Their analysis predicts that for the U.S., home prices are expected to decline 1% in the "expected case." For certain MSAs, the outlook is for significant declines over the next couple of years. For example, Miami and Orlando are forecast to slow 15% and 14%, respectively. Particularly regarding Miami, Deutsche analysts noted that affordability remains a big hurdle as median home prices remain near their all-time high. In addition, 20% of Miami's outstanding mortgage loans are subprime, which "exposes the region to potentially greater risk from this fragile sector," Deutsche analysts said. These two factors suggest that the correction will be ongoing and could get worse before a bottom is found, they added.
MSAs where HPA is forecast to decline 10% to 13% include Phoenix, Las Vegas, Sacramento, Fort Lauderdale and Tampa. Several of these areas have strong tourism and retirement attractions that contributed to a housing boom.
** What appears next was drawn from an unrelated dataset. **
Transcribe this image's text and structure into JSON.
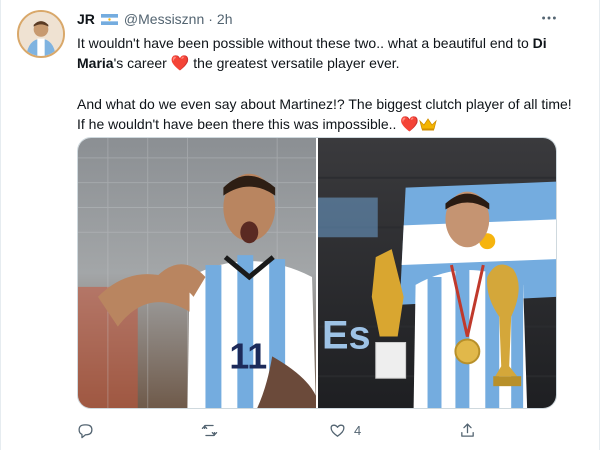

For many, construction employment has been a major contributor to the economy, so the slowdown in housing and related job losses will have an impact on these communities. Deutsche also noted that while inventory has built up and demand has dropped in these places, prices have not come down all that significantly. For example, they point out that in Phoenix, prices have dropped only around 3%.
In their "expected case," projections of 5% to 10% declines in HPA include Los Angeles, Riverside, Calif., Washington DC, San Diego, Orange County, Detroit, Providence and Memphis. In several of these areas, particularly the District of Columbia, Riverside, Los Angeles, and New York, affordability remains an issue. At the same time, areas such as DC, Riverside and LA continue to experience good population growth.
Cities expected to show flat to modest gains are Chicago, Atlanta, Denver, Houston, Minneapolis, Dallas and Baltimore. A common factor in many of these areas, the Deutsche Bank report stated, is the affordability of housing, diverse economies, and steady population growth.